The Prime Minister says that rich countries need an increase of Rs. 500 billion


Prime Minister Imran Khan on Tuesday proposed three major measures to address the challenges of Quaid-e-Azam, the first of which was the extension of the G20 debit service suspension by at least another year.

The Prime Minister says that rich countries need an increase of Rs. 500 billion


"The request for tolerance under this measure should not affect the country's reputation rating, as it is a forcible deterioration, not an injustice," he said. “The high-level meeting said in its virtual statement on "Financing for Development Code 19 and beyond".

Third, he continued, other short-term measures, which could cover both public and private lenders: exchange of loans for health, climate and SDGs. Behind buying a loan; Profitable loan again And regional resilience funds.

One of the fastest ways to create financial space for developing countries is to get rid of debt. So, in April, I called for global action to get rid of the debt, "he said. After that, Pakistan discussed the issue at the United Nations, and your move. Collaborated with Debt Variability Discussion Group.

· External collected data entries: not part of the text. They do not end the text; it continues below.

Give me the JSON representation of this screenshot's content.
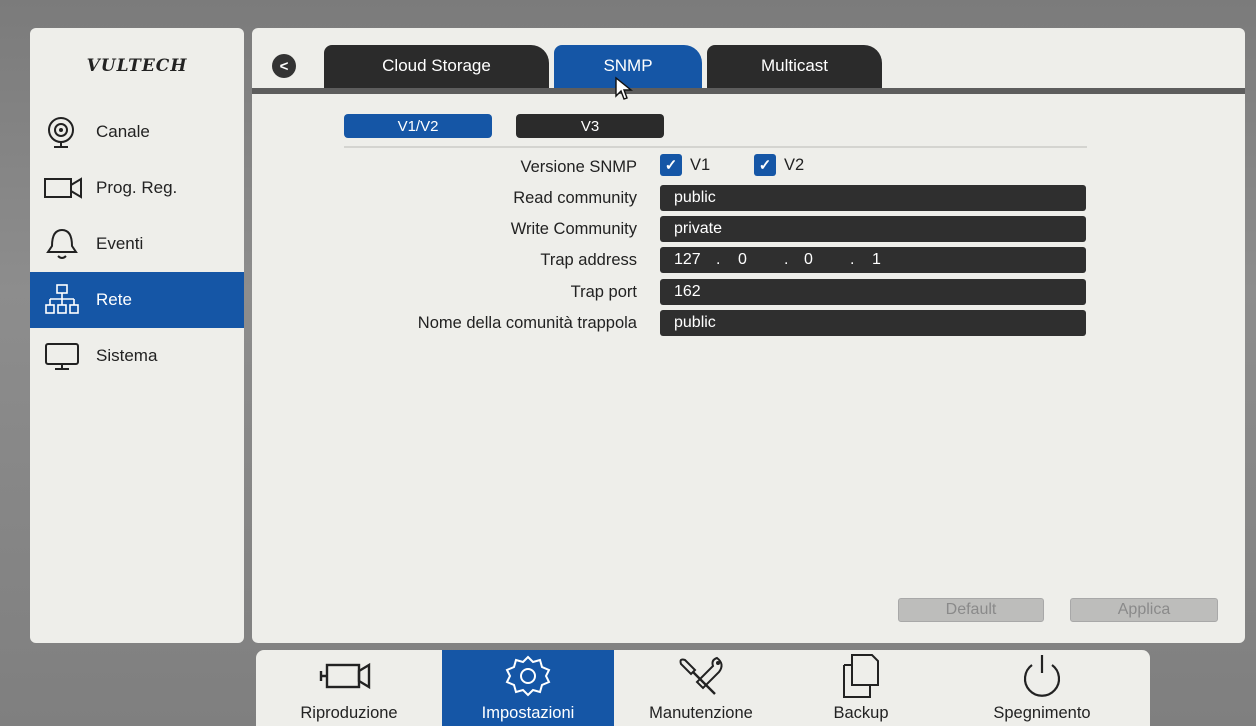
{
  "brand": {
    "logo_text": "VULTECH"
  },
  "sidebar": {
    "items": [
      {
        "label": "Canale",
        "icon": "camera-lens-icon"
      },
      {
        "label": "Prog. Reg.",
        "icon": "video-camera-icon"
      },
      {
        "label": "Eventi",
        "icon": "bell-icon"
      },
      {
        "label": "Rete",
        "icon": "network-icon",
        "active": true
      },
      {
        "label": "Sistema",
        "icon": "monitor-icon"
      }
    ]
  },
  "tabs": {
    "back": "<",
    "items": [
      {
        "label": "Cloud Storage"
      },
      {
        "label": "SNMP",
        "active": true
      },
      {
        "label": "Multicast"
      }
    ]
  },
  "subtabs": {
    "items": [
      {
        "label": "V1/V2",
        "active": true
      },
      {
        "label": "V3"
      }
    ]
  },
  "form": {
    "version": {
      "label": "Versione SNMP",
      "v1_label": "V1",
      "v1_checked": true,
      "v2_label": "V2",
      "v2_checked": true
    },
    "read_community": {
      "label": "Read community",
      "value": "public"
    },
    "write_community": {
      "label": "Write Community",
      "value": "private"
    },
    "trap_address": {
      "label": "Trap address",
      "octets": [
        "127",
        "0",
        "0",
        "1"
      ],
      "sep": "."
    },
    "trap_port": {
      "label": "Trap port",
      "value": "162"
    },
    "trap_community": {
      "label": "Nome della comunità trappola",
      "value": "public"
    }
  },
  "actions": {
    "default_label": "Default",
    "apply_label": "Applica"
  },
  "dock": {
    "items": [
      {
        "label": "Riproduzione",
        "icon": "video-camera-icon"
      },
      {
        "label": "Impostazioni",
        "icon": "gear-icon",
        "active": true
      },
      {
        "label": "Manutenzione",
        "icon": "tools-icon"
      },
      {
        "label": "Backup",
        "icon": "copy-documents-icon"
      },
      {
        "label": "Spegnimento",
        "icon": "power-icon"
      }
    ]
  },
  "colors": {
    "accent": "#1556a6",
    "field_bg": "#2f2f2f",
    "panel_bg": "#eeeeea",
    "tab_bg": "#2b2b2b"
  }
}
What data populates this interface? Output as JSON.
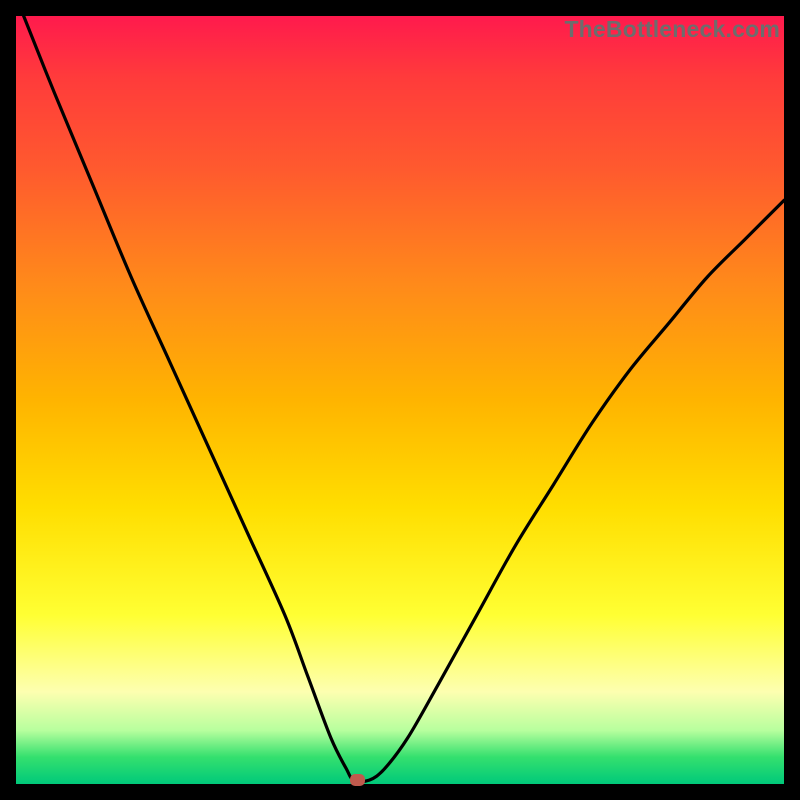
{
  "watermark": "TheBottleneck.com",
  "chart_data": {
    "type": "line",
    "title": "",
    "xlabel": "",
    "ylabel": "",
    "xlim": [
      0,
      100
    ],
    "ylim": [
      0,
      100
    ],
    "grid": false,
    "legend_visible": false,
    "background": "rainbow_vertical_gradient",
    "series": [
      {
        "name": "bottleneck-curve",
        "color": "#000000",
        "x": [
          1,
          5,
          10,
          15,
          20,
          25,
          30,
          35,
          38,
          41,
          43,
          44,
          46,
          48,
          51,
          55,
          60,
          65,
          70,
          75,
          80,
          85,
          90,
          95,
          100
        ],
        "y": [
          100,
          90,
          78,
          66,
          55,
          44,
          33,
          22,
          14,
          6,
          2,
          0.5,
          0.5,
          2,
          6,
          13,
          22,
          31,
          39,
          47,
          54,
          60,
          66,
          71,
          76
        ]
      }
    ],
    "marker": {
      "x": 44.5,
      "y": 0.5,
      "color": "#c05a4d"
    }
  },
  "colors": {
    "frame": "#000000",
    "curve": "#000000",
    "marker": "#c05a4d",
    "gradient_stops": [
      "#ff1a4d",
      "#ff5a2e",
      "#ffb400",
      "#ffff33",
      "#00c97a"
    ]
  }
}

Imran said, "I welcome the extensive 'option menu' that identifies each of the six groups. We should prioritize steps that could have a significant impact and be implemented soon." Investment in sustainable infrastructure will be the key to sustainable economic recovery and rehabilitation of the SDGs.

"We need to help developing countries invest an additional 1.5 1.5 trillion a year in UN infrastructure." The IMF estimates that developing countries will need an additional 2.5 2.5 trillion to recover from code-affected shrinkage. "Wealthy countries should support the creation of at least 500 500 billion in special drawing rights and the reintroduction of unused SDRs in developing countries.

How must epidemic recovery be necessary and equitable? We must break the shackles of poverty and inequality. "This epidemic is causing extraordinary human suffering," he said.

Controlling the virus is essential to dealing with both health and economic emergencies. In Pakistan, our 'smart lockdown' strategy has fortunately stopped the spread of the virus. Still, we are not disappointed. No one is safe unless everyone is safe. I hope a vaccine will be available soon. "Everyone, everywhere, for the global population, should have access to appropriate and affordable vaccines," he said.

The crisis in Kuwait has led to the worst recession since the Great Depression of the 1930s. As always, the poorest countries and the poorest people are most affected. Despite our economic constraints, we are taxing more than $ 8 billion to protect the poor and keep the economy growing.